Rstudio, is it useable for large data sets (9gb+)?

jdlong · January 9, 2019, 1:01am

This is a really common question and I think we might need to write up a FAQ because it's both important and frequently asked.

Typically when asked online you get answers like what you see here which reduce to:

use data.table
use a database
"chunk" your data (in combination with a database and/or with base R)

But this lacks enough color to help you understand why these work or when to use each approach.

As a pedantic point, RStudio is not consuming your RAM, it's R which is. RStudio is just the IDE we're using to control R.

So in R (and Python and many other languages as well) you can only operate on as much data as they can fit in memory. Which feels, at first glance, like a tough constraint. "I want to operate on 8GB of data but only have 8GB of RAM. I'm screwed." But, alas, it's not that simple. If you think about your data flow it likely has (at least) two major parts:

Munging the data to get it ready for analysis. Things like joins and normalization.
The actual analysis (typically on subsets of the data).
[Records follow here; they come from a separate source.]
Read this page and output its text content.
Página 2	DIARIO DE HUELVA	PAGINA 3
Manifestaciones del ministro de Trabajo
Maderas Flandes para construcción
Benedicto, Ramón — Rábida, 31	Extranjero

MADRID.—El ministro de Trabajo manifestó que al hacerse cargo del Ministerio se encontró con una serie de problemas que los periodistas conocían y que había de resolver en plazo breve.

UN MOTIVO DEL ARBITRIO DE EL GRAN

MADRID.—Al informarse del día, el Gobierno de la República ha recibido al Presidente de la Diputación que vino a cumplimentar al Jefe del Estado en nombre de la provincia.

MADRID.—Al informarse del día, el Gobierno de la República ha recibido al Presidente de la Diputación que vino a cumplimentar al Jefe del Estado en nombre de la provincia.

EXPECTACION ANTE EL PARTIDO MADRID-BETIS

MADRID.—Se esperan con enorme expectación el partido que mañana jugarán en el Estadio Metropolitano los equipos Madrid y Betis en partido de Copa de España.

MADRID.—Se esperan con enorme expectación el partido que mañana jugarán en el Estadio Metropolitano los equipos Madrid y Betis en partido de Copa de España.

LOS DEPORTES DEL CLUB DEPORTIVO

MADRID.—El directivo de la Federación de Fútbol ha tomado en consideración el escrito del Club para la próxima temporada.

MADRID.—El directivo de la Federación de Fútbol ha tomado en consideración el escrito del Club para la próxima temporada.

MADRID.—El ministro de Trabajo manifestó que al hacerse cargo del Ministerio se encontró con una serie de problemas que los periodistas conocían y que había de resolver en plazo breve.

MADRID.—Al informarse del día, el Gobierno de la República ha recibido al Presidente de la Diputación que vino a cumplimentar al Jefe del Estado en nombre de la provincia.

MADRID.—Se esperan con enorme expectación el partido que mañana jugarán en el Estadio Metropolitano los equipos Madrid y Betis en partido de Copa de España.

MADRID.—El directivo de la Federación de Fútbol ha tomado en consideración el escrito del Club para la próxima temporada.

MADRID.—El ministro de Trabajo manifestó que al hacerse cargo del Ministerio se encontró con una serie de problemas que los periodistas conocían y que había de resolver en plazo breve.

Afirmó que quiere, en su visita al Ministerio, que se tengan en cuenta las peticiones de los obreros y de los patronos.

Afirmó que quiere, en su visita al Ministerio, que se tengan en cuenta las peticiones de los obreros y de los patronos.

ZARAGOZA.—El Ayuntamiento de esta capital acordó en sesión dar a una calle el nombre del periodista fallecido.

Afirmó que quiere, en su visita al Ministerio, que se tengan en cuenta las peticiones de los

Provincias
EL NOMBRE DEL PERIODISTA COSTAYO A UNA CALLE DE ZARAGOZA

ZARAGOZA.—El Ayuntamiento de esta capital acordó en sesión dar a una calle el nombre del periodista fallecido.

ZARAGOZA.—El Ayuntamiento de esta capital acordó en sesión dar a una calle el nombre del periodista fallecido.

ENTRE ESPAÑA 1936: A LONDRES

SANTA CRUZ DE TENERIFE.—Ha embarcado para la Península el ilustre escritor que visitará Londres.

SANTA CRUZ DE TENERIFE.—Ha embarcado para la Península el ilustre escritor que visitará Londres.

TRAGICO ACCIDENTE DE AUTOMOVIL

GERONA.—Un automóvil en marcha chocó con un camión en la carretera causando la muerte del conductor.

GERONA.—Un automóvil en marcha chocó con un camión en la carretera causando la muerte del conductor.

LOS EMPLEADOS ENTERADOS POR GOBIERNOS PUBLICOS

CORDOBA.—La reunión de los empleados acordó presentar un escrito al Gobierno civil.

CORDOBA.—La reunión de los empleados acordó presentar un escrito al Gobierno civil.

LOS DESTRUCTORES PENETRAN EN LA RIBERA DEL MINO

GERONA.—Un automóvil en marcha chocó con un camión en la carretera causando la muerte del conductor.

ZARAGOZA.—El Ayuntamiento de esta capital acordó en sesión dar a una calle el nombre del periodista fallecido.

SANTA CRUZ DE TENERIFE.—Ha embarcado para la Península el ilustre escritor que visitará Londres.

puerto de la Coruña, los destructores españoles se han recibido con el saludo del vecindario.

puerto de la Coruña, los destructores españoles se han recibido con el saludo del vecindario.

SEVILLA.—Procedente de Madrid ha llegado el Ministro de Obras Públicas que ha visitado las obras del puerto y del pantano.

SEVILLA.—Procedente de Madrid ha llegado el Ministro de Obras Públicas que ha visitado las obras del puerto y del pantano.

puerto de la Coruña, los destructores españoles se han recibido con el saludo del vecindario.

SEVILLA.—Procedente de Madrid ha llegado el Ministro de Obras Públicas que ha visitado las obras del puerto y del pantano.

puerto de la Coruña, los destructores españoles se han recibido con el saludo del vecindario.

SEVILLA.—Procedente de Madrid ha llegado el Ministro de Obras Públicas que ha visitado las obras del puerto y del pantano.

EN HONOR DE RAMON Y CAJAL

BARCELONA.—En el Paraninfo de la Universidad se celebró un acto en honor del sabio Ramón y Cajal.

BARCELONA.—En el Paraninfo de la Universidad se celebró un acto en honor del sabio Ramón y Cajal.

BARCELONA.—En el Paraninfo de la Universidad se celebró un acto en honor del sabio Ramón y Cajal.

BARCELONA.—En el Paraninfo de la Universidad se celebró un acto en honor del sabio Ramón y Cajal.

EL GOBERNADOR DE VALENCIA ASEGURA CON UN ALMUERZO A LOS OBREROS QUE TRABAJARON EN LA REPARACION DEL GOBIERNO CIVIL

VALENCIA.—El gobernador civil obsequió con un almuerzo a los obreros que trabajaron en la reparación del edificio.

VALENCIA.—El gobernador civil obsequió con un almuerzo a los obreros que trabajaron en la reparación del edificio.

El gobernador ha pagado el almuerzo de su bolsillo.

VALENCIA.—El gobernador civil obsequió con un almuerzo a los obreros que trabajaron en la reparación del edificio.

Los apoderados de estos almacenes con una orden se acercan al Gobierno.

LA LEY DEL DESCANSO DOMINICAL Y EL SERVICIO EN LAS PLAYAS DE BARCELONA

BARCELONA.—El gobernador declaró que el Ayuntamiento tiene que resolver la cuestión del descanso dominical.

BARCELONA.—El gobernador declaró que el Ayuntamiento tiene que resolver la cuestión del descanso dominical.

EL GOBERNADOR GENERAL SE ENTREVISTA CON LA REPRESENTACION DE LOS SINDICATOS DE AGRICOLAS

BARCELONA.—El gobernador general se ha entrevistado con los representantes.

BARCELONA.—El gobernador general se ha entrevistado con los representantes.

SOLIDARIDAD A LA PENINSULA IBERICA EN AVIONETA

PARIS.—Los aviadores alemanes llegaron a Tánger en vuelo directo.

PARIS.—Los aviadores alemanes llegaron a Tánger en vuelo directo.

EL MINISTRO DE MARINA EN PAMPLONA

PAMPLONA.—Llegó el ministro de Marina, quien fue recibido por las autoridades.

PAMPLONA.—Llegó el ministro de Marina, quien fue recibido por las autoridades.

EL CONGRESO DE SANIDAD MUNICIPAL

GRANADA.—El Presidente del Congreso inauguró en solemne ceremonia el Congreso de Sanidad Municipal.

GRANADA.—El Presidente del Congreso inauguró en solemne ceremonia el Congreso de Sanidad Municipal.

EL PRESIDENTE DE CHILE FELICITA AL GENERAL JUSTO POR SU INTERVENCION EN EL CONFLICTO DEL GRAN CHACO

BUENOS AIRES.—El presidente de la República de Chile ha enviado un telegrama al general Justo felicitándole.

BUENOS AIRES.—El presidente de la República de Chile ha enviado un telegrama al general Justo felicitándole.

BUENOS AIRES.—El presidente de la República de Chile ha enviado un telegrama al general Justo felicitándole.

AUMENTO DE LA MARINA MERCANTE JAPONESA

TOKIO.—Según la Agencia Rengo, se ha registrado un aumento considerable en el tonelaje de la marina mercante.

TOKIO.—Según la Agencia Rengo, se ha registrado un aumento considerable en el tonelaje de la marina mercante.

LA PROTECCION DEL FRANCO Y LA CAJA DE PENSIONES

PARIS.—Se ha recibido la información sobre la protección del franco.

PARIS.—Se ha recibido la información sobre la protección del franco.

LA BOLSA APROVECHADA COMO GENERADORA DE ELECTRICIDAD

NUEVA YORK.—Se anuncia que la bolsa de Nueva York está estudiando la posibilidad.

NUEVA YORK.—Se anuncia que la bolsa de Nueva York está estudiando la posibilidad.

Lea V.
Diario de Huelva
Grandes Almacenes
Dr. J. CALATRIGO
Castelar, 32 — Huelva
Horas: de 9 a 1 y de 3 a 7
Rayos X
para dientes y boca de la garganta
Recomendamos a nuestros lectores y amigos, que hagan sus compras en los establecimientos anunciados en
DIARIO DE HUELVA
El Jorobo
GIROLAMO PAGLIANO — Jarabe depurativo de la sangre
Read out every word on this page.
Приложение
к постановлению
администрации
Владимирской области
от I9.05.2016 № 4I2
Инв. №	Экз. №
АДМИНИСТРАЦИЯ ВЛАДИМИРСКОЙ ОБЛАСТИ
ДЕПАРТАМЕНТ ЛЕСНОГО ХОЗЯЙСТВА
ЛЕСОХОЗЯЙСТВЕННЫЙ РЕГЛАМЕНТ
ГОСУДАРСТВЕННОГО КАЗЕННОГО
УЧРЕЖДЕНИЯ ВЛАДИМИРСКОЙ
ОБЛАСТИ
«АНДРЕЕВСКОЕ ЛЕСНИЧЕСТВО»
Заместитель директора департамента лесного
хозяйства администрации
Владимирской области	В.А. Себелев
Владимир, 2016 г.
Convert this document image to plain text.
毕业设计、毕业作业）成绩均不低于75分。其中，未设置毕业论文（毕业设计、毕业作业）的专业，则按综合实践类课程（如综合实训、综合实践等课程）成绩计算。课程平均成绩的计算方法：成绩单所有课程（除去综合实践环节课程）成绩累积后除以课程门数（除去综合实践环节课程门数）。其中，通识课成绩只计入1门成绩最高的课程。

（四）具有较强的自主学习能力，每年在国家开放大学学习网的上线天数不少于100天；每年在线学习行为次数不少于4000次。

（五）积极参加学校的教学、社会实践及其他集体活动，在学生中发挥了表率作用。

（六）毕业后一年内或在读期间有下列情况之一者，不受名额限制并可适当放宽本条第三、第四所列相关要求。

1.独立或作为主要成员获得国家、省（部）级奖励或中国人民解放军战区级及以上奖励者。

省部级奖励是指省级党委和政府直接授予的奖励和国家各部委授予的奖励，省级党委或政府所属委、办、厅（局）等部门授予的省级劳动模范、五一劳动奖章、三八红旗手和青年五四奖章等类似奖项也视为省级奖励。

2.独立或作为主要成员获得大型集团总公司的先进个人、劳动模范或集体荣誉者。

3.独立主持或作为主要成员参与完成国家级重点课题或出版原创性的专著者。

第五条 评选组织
This is often things like regressions or some other model.

Step 1 often does not need to take place in memory with R. I'm a big fan of using databases for this step and controlling them with dplyr in R. Others prefer data.table which (as I understand it) copies data into memory but does not copy it around as you make changes. So, you have to have enough RAM to hold your data, but if it fits, data.table is really fast.

If your work involves moving on to step 2 (building a model) you'll need to fit the model data into RAM to use R. It's frequently the case that we want to fit a model to subsets of the data. So we might want a different model for each geographic bucket (US state for example). Or we might have a model with a dummy variable, like sex. Well "dummy variable" (or "one hot encoding" for all y'all under 40) is just another way of saying, "building models on subsets. So instead of having a dummy, we can just subset the model into different subsets and build the model on the subsets (one model for male, one for female, for example). In those cases the only data we need to fit into RAM is the subset. A common design pattern is to keep all the data in a database and to bring it "one chunk in a time" into R and then write results back to the database.

Every night the system I work with drops 4 billion records with dozens of fields into Amazon Redshift. And I use R to access that data, do calculations, build models, and write results into SQL server. No problems at all. But the data exceeds my available RAM by a HUGE amount. But I use workflows that allow me to only read into R subsets or aggregated data which I need to work on.